By David Brandon on POSTED IN TAX
It’s tax
season again. Every April, most Americans begrudgingly turn their attention to
their tax obligations. April’s tax significance isn’t limited to one’s federal
income tax return, however. April 1st marks the
deadline for filing an application for exemption from Oregon property tax.
The state of Oregon imposes a
property tax on all real and personal property located in the state. Yet, the
state also grants an exemption from property tax to certain organizations,
including charities. Of course, to qualify for the exemption such charities
must satisfy certain requirements. Specifically, the organization must be a
“charitable institution” under Oregon law.
To be classified as a
charitable institution, the organization must meet three requirements. The
first requirement is that the charity must have a charitable purpose.
Historically, the Oregon Tax Court has found that a charity has a charitable
purpose if its articles of incorporation and bylaws so state. In recent
years, however, that standard has shifted to require that the charity be
organized for a purpose that is something more than “cultural enrichment.” It
is unclear exactly where the line will be drawn to separate cultural enrichment
and charity, or if such a line will be drawn at all.

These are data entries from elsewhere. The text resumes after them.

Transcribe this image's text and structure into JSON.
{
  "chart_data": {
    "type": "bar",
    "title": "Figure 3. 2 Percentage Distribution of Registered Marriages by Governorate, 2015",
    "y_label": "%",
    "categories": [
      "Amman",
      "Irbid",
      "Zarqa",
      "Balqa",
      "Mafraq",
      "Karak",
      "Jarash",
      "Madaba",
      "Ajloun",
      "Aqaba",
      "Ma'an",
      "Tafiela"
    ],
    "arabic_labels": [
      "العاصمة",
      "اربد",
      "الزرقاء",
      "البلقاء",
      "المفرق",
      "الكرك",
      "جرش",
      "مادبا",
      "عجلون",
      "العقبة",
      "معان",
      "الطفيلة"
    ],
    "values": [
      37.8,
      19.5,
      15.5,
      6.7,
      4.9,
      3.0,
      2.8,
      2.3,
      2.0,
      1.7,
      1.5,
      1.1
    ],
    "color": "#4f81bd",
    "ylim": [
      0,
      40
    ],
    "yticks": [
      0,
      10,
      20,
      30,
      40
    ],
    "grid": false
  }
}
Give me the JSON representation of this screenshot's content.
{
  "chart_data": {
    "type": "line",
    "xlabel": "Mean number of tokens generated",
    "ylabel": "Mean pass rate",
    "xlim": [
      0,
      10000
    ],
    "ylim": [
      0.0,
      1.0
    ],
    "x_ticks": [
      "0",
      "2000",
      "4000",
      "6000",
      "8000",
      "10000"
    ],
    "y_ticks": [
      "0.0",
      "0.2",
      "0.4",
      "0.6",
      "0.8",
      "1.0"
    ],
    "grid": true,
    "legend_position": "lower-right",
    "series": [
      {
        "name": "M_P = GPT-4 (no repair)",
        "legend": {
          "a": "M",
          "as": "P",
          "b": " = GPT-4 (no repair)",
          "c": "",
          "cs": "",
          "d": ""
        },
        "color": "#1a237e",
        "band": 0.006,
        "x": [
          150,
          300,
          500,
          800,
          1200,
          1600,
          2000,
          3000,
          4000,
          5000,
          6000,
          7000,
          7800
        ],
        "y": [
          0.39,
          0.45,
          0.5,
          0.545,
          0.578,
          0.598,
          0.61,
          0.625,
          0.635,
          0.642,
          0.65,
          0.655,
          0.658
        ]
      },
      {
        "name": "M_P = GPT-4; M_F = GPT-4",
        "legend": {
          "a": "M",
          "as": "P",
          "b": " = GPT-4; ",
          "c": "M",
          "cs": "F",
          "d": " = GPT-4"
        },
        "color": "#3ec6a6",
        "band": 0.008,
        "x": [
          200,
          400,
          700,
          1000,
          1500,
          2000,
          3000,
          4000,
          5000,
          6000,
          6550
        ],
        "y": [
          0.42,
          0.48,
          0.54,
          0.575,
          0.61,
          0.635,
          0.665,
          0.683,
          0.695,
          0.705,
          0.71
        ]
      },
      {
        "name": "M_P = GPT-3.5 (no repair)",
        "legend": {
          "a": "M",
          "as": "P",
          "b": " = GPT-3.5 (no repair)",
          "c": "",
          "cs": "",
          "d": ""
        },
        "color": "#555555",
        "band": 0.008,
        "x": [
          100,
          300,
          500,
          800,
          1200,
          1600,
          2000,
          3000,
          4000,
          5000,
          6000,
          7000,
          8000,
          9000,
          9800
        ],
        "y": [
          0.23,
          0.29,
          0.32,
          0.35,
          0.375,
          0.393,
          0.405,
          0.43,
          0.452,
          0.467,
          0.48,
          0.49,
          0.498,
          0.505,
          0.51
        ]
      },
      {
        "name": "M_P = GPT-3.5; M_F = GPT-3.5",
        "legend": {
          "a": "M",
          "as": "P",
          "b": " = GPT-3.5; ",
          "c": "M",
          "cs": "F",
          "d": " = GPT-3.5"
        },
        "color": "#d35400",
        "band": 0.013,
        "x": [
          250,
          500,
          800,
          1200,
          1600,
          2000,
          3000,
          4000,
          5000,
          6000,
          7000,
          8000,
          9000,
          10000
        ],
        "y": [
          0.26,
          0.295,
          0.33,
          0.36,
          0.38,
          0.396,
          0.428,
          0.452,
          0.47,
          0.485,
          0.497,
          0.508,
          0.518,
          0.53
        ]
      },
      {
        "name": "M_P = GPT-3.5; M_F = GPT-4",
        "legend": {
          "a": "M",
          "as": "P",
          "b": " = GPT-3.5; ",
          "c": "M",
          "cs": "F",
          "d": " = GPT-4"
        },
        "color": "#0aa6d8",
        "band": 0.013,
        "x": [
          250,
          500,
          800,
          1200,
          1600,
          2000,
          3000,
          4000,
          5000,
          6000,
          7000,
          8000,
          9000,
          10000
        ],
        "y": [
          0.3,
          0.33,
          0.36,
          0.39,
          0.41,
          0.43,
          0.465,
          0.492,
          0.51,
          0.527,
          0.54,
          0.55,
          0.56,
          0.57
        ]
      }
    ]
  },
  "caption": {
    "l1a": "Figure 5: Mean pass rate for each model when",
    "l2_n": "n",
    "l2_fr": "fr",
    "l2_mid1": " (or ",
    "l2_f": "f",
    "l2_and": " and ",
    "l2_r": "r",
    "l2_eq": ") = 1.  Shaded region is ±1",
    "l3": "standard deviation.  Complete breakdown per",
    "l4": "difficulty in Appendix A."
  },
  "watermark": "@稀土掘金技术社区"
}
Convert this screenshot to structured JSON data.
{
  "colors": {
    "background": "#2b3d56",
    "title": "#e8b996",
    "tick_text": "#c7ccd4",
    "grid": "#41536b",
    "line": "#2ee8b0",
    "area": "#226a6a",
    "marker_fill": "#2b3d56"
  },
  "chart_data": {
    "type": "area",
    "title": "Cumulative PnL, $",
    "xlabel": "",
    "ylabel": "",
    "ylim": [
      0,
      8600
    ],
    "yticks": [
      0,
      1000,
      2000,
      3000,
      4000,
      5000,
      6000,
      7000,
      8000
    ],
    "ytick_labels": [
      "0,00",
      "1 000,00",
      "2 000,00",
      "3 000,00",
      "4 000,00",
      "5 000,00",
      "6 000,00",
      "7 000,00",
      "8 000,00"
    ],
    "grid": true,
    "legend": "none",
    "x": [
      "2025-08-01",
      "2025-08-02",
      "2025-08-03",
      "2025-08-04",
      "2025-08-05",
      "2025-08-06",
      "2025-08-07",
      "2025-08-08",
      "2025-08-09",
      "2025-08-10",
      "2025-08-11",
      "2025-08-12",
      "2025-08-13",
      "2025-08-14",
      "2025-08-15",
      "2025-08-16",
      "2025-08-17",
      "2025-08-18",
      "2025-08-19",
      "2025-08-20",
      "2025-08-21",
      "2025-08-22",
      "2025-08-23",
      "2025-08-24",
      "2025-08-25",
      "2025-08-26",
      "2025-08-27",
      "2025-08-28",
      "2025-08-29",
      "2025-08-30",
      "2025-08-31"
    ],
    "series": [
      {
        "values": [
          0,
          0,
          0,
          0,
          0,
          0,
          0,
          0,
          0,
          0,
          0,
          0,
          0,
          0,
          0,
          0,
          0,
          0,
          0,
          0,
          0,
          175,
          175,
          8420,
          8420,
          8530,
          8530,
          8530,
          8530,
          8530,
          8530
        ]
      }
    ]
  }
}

In the meantime,
charities should look closely at the charitable purpose stated in their
articles and bylaws and be prepared to defend such purposes as charitable.
Secondly, the charity must
perform activities in furtherance of its charitable purpose. Most charities
clearly satisfy this element. Indeed, this element is mostly an exhortation to
do the activities that you claim to be doing.
Finally, the charity’s activities
must include an element of giving, such that the public at large receives a
benefit. This element is perhaps the most difficult to substantiate without
forethought and planning. The “giving” conducted by the charity can be thought
of as the amount of benefit derived by the public from the charity’s
operations. The charity’s giving is oftentimes composed of outright grants,
scholarships, pro-bono services, or even the work of its volunteers rendered to
the organization. This giving is often quantified as the ratio of the
organization’s giving to income or giving to revenue. Generally, if the
charity’s giving is less than half of its income, the organization’s status as
a charitable institution may be suspect.
In addition to being
classified as a charitable institution, the organization must actually use the
property in pursuit of a charitable purpose. Although this element does not
present an obstacle for most organizations, there is bad news for organizations
buying and holding real property: real property is not deemed to be used for
charitable purposes until the organization begins constructing improvements!
An additional hurdle for many
deserving organizations arises where the organization leases its property from
a third party. Leased property is still eligible for the property tax
exemption, assuming the charity uses the property in a way consistent with the
exemption. Yet, although leased property is generally eligible for
exemption, the exemption will only apply if the rent charged under the lease is
below market and the benefit of the exemption inures to the charity rather than
the landlord. Proving that rent is, in fact, below market requires more than a
self-serving statement to that effect. Rather, the charity must produce proof,
usually in the form of the property’s rental history or the rent charged at
comparable properties.
Finally, a landlord’s attempt
to wrest the benefit of tax exemption from a charity will not benefit either
party, even if obtained in exchange for reduced rent or some other benefit to
the charity; indeed, such an attempt will only defeat the claim for exemption.